This Is the Place: Women Writing About Home
“. . . love, I suppose, is the single prerequisite for feeling at home.”
The knotty topic of women and home has been approached often, both with sensitivity and blunt force. Are women the repository of “home”? Is gender destiny in defining what is and is not adequate shelter? Do women dwell more deeply within the places that should provide shelter? Is social construct the true architect of female destiny? Are women prisoners within a gilded cage or designers of their own nirvana?
In a series of essays, some searing and some melancholy, This Is the Place allows some of America’s brightest female writers to explore the often complex and contradictory emotions they have about perhaps the single most emotionally charged word in the English language: home.
Edited by Margot Kahn and Kelly McMasters, themselves contributors to this volume, This Is the Place doesn’t take an overarching stance on what is and isn’t home. Instead, the individual writers are free to explore their own ambivalence over what home means to them. Without the editors dividing the essays, the writers themselves seem to write in a few loose categories: home as location, home as feeling, home as a political act.
Home as location is an important theme to writers like Kirsten Sundberg Lunstrum and Leigh Newman. Both women write of feelings of disassociation and loss when separated from their original homes. Though both live outwardly fruitful lives outside of major U.S. cities, they pine for their past. Sundberg Lunstrum in “On Moving Home” and her family deal with her feelings of loss by returning to the Pacific Northwest. “Home, I’ve discovered, is not something that can be made anywhere; for me, at least, it is a definite and fixed point, a holy center, and I am more myself here in that center than I could be anywhere else in the world,” she writes.
In “Vesica Piscis” Newman deals with her pain differently: She descends into depression, writing of her home, “I just did not—and do not—love it, and love, I suppose, is the single prerequisite for feeling at home.” Eventually she learns to live out her rural fantasies in her suburban garden, but there is never the sense that she is truly settled.
Home as a feeling is celebrated by writers such as Desiree Cooper and KaiLea Wallin. During a childhood and adolescence marked by many moves, necessitated by her father’s Air Force career, Cooper learned to thrive with change. This was possible, she intimates in “Away From Dangerous Things,” because her family created a harmonious nest wherever they went. “Home is culture, tradition, and memory, not mortar,” Cooper sings as her personal truth, and her home was about familiar routines and tchotchkes, food lovingly prepared from old family recipes, family time spent together, no matter the geography of the physical home. Wallin finds similar comfort in her small family, husband and child, traveling seasonally between their ‘real’ home in the US and their floating home off the coast of Mexico.
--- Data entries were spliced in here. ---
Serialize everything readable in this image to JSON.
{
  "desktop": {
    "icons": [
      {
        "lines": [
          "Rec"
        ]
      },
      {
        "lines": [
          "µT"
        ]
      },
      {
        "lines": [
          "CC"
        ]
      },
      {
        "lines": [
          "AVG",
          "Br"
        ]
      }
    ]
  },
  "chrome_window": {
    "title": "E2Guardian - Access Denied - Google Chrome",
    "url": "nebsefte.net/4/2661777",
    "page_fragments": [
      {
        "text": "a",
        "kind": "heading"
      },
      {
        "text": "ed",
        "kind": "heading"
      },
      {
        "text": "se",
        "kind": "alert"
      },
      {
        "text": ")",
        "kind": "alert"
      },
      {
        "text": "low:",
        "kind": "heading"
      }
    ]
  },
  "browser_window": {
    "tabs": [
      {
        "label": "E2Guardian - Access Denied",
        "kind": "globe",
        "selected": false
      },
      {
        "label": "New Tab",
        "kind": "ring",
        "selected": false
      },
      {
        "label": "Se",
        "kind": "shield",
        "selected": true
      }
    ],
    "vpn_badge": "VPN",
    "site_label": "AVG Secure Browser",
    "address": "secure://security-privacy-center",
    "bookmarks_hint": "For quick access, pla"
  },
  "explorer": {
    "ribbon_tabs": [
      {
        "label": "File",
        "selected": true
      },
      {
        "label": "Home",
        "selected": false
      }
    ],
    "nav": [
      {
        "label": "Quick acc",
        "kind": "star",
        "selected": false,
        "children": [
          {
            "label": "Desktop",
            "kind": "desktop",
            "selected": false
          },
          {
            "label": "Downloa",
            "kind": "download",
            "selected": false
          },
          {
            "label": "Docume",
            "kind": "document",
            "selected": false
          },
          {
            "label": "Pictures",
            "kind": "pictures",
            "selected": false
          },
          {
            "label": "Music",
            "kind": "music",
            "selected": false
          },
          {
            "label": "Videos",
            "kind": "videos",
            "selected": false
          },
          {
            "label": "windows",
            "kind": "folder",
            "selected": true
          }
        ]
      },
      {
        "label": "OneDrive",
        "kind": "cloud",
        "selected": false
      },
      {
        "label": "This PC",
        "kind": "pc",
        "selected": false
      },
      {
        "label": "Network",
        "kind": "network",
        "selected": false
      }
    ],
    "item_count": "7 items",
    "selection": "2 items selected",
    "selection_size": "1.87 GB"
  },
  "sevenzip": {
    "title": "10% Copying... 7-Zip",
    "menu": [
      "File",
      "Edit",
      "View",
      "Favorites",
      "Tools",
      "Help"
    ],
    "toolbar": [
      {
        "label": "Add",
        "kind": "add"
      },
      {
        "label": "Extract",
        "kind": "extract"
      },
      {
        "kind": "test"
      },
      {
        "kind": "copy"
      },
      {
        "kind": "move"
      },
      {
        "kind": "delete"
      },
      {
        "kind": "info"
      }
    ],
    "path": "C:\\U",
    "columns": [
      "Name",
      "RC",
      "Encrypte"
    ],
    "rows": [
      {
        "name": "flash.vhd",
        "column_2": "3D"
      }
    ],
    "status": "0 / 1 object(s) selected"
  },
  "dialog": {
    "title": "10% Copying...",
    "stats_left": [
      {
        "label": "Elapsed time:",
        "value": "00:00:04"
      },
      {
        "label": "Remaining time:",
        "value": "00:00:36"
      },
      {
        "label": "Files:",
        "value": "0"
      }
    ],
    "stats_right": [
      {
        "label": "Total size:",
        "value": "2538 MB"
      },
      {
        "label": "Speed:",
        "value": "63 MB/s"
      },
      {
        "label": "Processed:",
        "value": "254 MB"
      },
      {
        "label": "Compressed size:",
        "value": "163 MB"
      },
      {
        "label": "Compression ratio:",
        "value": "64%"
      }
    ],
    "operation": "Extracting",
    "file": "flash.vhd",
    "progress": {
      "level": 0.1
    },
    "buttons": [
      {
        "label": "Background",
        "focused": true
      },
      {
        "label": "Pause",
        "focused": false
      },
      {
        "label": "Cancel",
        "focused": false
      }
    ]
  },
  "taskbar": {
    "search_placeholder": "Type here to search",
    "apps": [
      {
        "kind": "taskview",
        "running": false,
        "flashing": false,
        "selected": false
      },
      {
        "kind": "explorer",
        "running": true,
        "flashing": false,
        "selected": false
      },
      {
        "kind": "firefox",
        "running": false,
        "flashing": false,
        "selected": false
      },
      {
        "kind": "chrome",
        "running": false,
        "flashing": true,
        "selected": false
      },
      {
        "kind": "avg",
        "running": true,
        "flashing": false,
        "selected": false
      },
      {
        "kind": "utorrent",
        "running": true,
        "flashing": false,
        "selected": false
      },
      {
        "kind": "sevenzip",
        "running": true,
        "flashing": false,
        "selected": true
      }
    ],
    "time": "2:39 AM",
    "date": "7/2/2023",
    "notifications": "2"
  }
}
Home as a political act is a powerful category of This Is the Place, and where the toughest conundrums dwell. Editor Margot Kahn seems to be the most conflicted writer of this collection of essays. In “In the Kitchen” Kahn ruminates on the stress many American women feel when it comes to the home. On one hand, she finds great joy in the small moments of her life, ending the essay with a picture of her washing dishes and listening to joyful bathtime giggles between her husband and their child.
On the other, Kahn points out, women’s dreams are often shackled by expectations that they will eventually be responsible for children and schedules: “Professions for women, so far as I understood, were best when they were flexible and ended early enough in the day to pick children up from school, to have summers off.” She cries out against, “This . . . strange middle step of an idea, the approval of a woman’s freedom while keeping her imprisoned, tethered, powerless.”
Hasanthika Sirisena, in “Of Pallu and Pottu,” admires her mother for removing her daughters from constrictive Sri Lankan culture, after initially scorning her for falling into the role of homemaker and mother. “What I didn’t understand then, what I see now, is that home is a political act. How can it not be when so many ideological, religious, and nationalist movements use home as the fundamental building block of social and cultural identity?”
Claudia Castro Luna in “The Stars Remain,” and Danielle Geller in “Annotating the First Page of the First Navajo-English Dictionary,” tread similar territory in their individual examinations of what home means when your life is threatened, Luna from the perspective of an immigrant to America and Geller as a Native American, a class of permanent “foreigners” on U.S. shores. All the essays mentioned are powerful and resonate.
This Is the Place is a well-curated group of essays, with many moments of insight into different lives. It is a bit top-heavy in stories from the Pacific Northwest and New York City and adjacent areas (there are other areas in the U.S., writers and editors), but Kahn and McMasters have collected a variety of stories and are shining a light on myriad experiences. This is a thoughtful book, and well worth the time it takes to read the essays, either individually or en masse.